Son règne aura été celui du déni. Déni du retour du tragique en géopolitique. Déni de l’effondrement du consensus mondialiste. Déni de la colère populaire face aux politiques identitaires. Comme Katy Perry, Trudeau est resté figé dans le temps. Il croit encore aux signaux de vertu, aux shows bien peignés, aux slogans en anglais inclusif. Il est l’homme qui dit encore « peoplekind » pendant que ses homologues comptent les barils, les tanks et les électeurs en furie.

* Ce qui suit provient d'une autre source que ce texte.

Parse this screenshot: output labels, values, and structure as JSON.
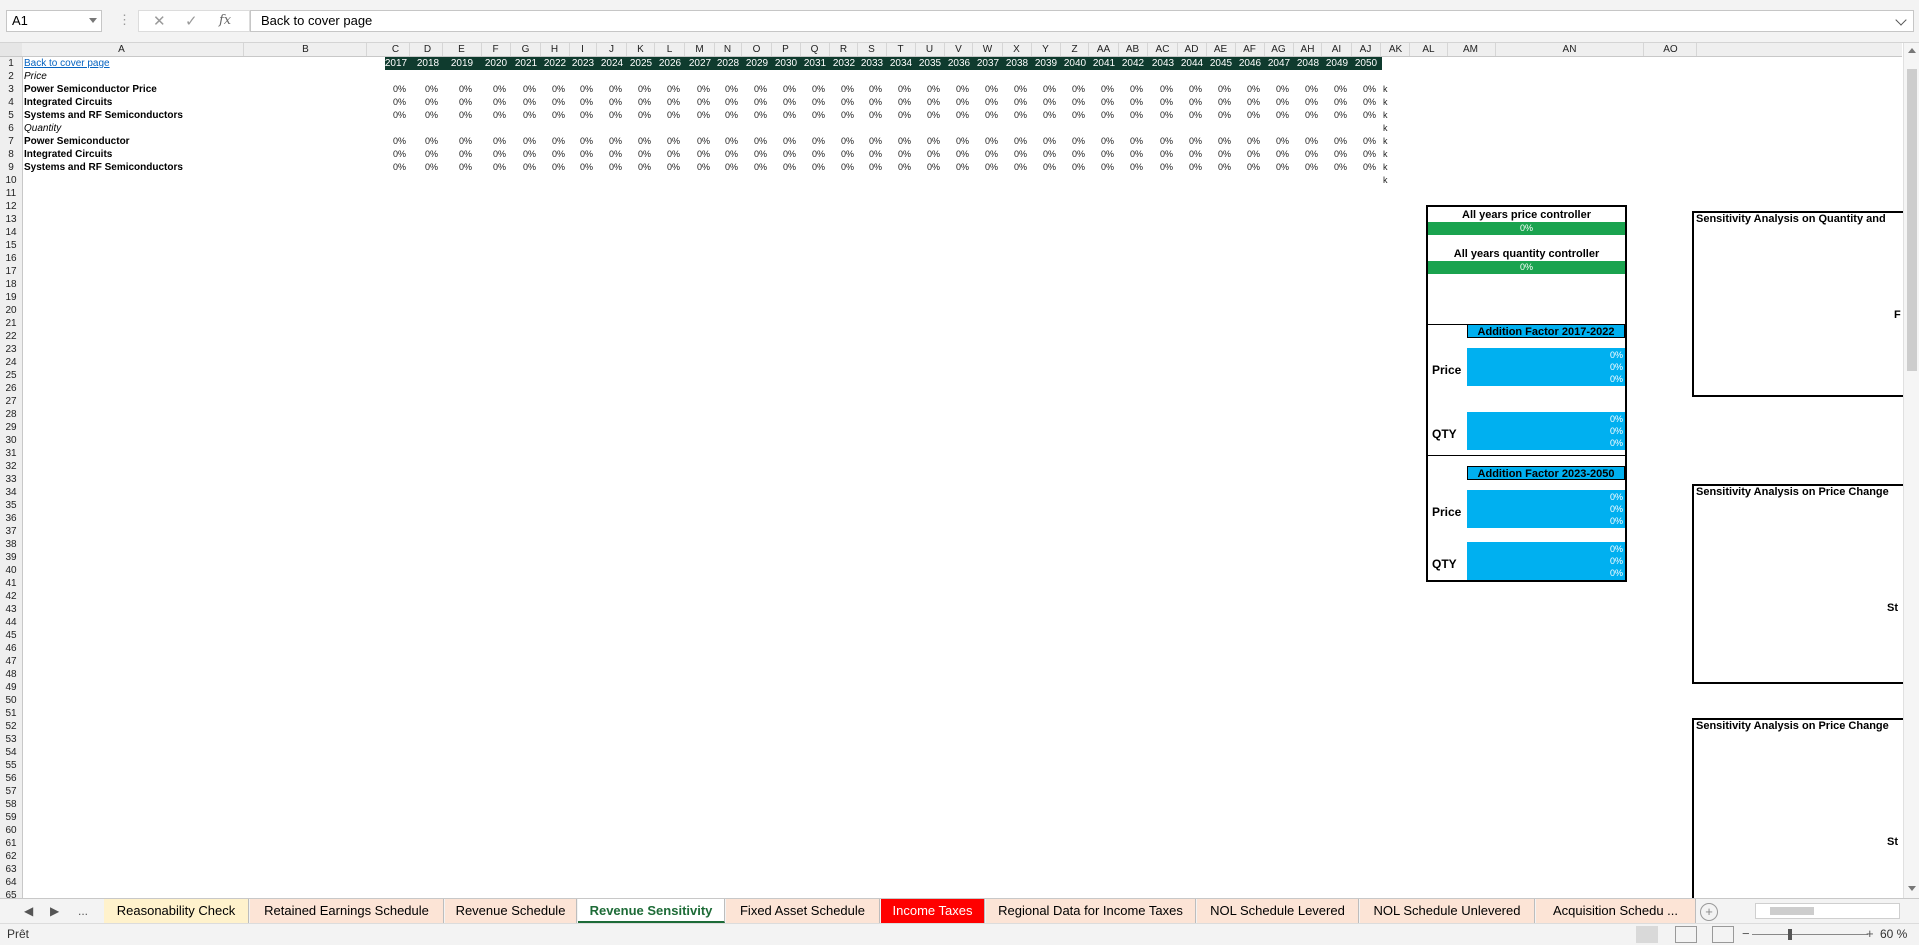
{
  "formula_bar": {
    "name_box": "A1",
    "separator": "⋮",
    "cancel_icon": "✕",
    "enter_icon": "✓",
    "fx_icon": "fx",
    "content": "Back to cover page"
  },
  "columns": [
    "A",
    "B",
    "C",
    "D",
    "E",
    "F",
    "G",
    "H",
    "I",
    "J",
    "K",
    "L",
    "M",
    "N",
    "O",
    "P",
    "Q",
    "R",
    "S",
    "T",
    "U",
    "V",
    "W",
    "X",
    "Y",
    "Z",
    "AA",
    "AB",
    "AC",
    "AD",
    "AE",
    "AF",
    "AG",
    "AH",
    "AI",
    "AJ",
    "AK",
    "AL",
    "AM",
    "AN",
    "AO"
  ],
  "rows": [
    "1",
    "2",
    "3",
    "4",
    "5",
    "6",
    "7",
    "8",
    "9",
    "10",
    "11",
    "12",
    "13",
    "14",
    "15",
    "16",
    "17",
    "18",
    "19",
    "20",
    "21",
    "22",
    "23",
    "24",
    "25",
    "26",
    "27",
    "28",
    "29",
    "30",
    "31",
    "32",
    "33",
    "34",
    "35",
    "36",
    "37",
    "38",
    "39",
    "40",
    "41",
    "42",
    "43",
    "44",
    "45",
    "46",
    "47",
    "48",
    "49",
    "50",
    "51",
    "52",
    "53",
    "54",
    "55",
    "56",
    "57",
    "58",
    "59",
    "60",
    "61",
    "62",
    "63",
    "64",
    "65"
  ],
  "years": [
    "2017",
    "2018",
    "2019",
    "2020",
    "2021",
    "2022",
    "2023",
    "2024",
    "2025",
    "2026",
    "2027",
    "2028",
    "2029",
    "2030",
    "2031",
    "2032",
    "2033",
    "2034",
    "2035",
    "2036",
    "2037",
    "2038",
    "2039",
    "2040",
    "2041",
    "2042",
    "2043",
    "2044",
    "2045",
    "2046",
    "2047",
    "2048",
    "2049",
    "2050"
  ],
  "labels": {
    "back_link": "Back to cover page",
    "price_section": "Price",
    "power_price": "Power Semiconductor Price",
    "ic": "Integrated Circuits",
    "systems_rf": "Systems and RF Semiconductors",
    "quantity_section": "Quantity",
    "power_qty": "Power Semiconductor",
    "ic_qty": "Integrated Circuits",
    "systems_rf_qty": "Systems and RF Semiconductors"
  },
  "zero_pct": "0%",
  "k_marker": "k",
  "controller": {
    "price_title": "All years price controller",
    "price_value": "0%",
    "qty_title": "All years quantity controller",
    "qty_value": "0%",
    "factor1_title": "Addition Factor 2017-2022",
    "factor2_title": "Addition Factor 2023-2050",
    "price_label": "Price",
    "qty_label": "QTY",
    "cell_value": "0%"
  },
  "sensitivity": {
    "panel1_title": "Sensitivity Analysis on Quantity and",
    "panel1_edge": "F",
    "panel2_title": "Sensitivity Analysis on Price Change",
    "panel2_edge": "St",
    "panel3_title": "Sensitivity Analysis on Price Change",
    "panel3_edge": "St"
  },
  "sheet_tabs": [
    {
      "label": "Reasonability Check",
      "color": "#fff2cc"
    },
    {
      "label": "Retained Earnings Schedule",
      "color": "#fce4d6"
    },
    {
      "label": "Revenue Schedule",
      "color": "#fce4d6"
    },
    {
      "label": "Revenue Sensitivity",
      "color": "#ffffff",
      "active": true
    },
    {
      "label": "Fixed Asset Schedule",
      "color": "#fce4d6"
    },
    {
      "label": "Income Taxes",
      "color": "#ff0000"
    },
    {
      "label": "Regional Data for Income Taxes",
      "color": "#fce4d6"
    },
    {
      "label": "NOL Schedule Levered",
      "color": "#fce4d6"
    },
    {
      "label": "NOL Schedule Unlevered",
      "color": "#fce4d6"
    },
    {
      "label": "Acquisition Schedu ...",
      "color": "#fce4d6"
    }
  ],
  "tab_nav": {
    "prev": "◀",
    "next": "▶",
    "more": "..."
  },
  "status": {
    "ready": "Prêt",
    "zoom": "60 %",
    "zoom_out": "−",
    "zoom_in": "+"
  }
}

Deux fantômes dans un monde neuf

Katy Perry et Justin Trudeau se sont rencontrés. C’est presque trop parfait. Deux icônes postmodernes en fin de course, unies dans leur obstination à faire vivre un univers mental qui n’existe plus. Ils partagent les mêmes réflexes : travestir la réalité en image de marque, nier les contradictions, refuser de grandir. L’une danse en spandex sur scène, l’autre récite son catéchisme inclusif devant des chefs d’État indifférents.

On ne sait pas si leur rendez-vous était romantique. Ce qui est sûr, c’est qu’il fut symbolique. Perry et Trudeau, c’est un peu comme si les années 2010 avaient tenté une dernière fois de reprendre vie sous forme de selfie. Mais la nostalgie tourne court. Les nouvelles générations veulent du concret, du vrai, du tragique parfois, mais du réel. Ni les faux hymnes féministes, ni les politiques multiculturalistes désincarnées ne suffisent à masquer le vide.

Le monde de 2025 est dur, complexe, fragmenté. Et ceux qui y brillent sont ceux qui l’affrontent. Les autres, comme Perry et Trudeau, ne brillent plus. Ils clignotent faiblement, comme des enseignes néon oubliées au fond d’un centre commercial désaffecté.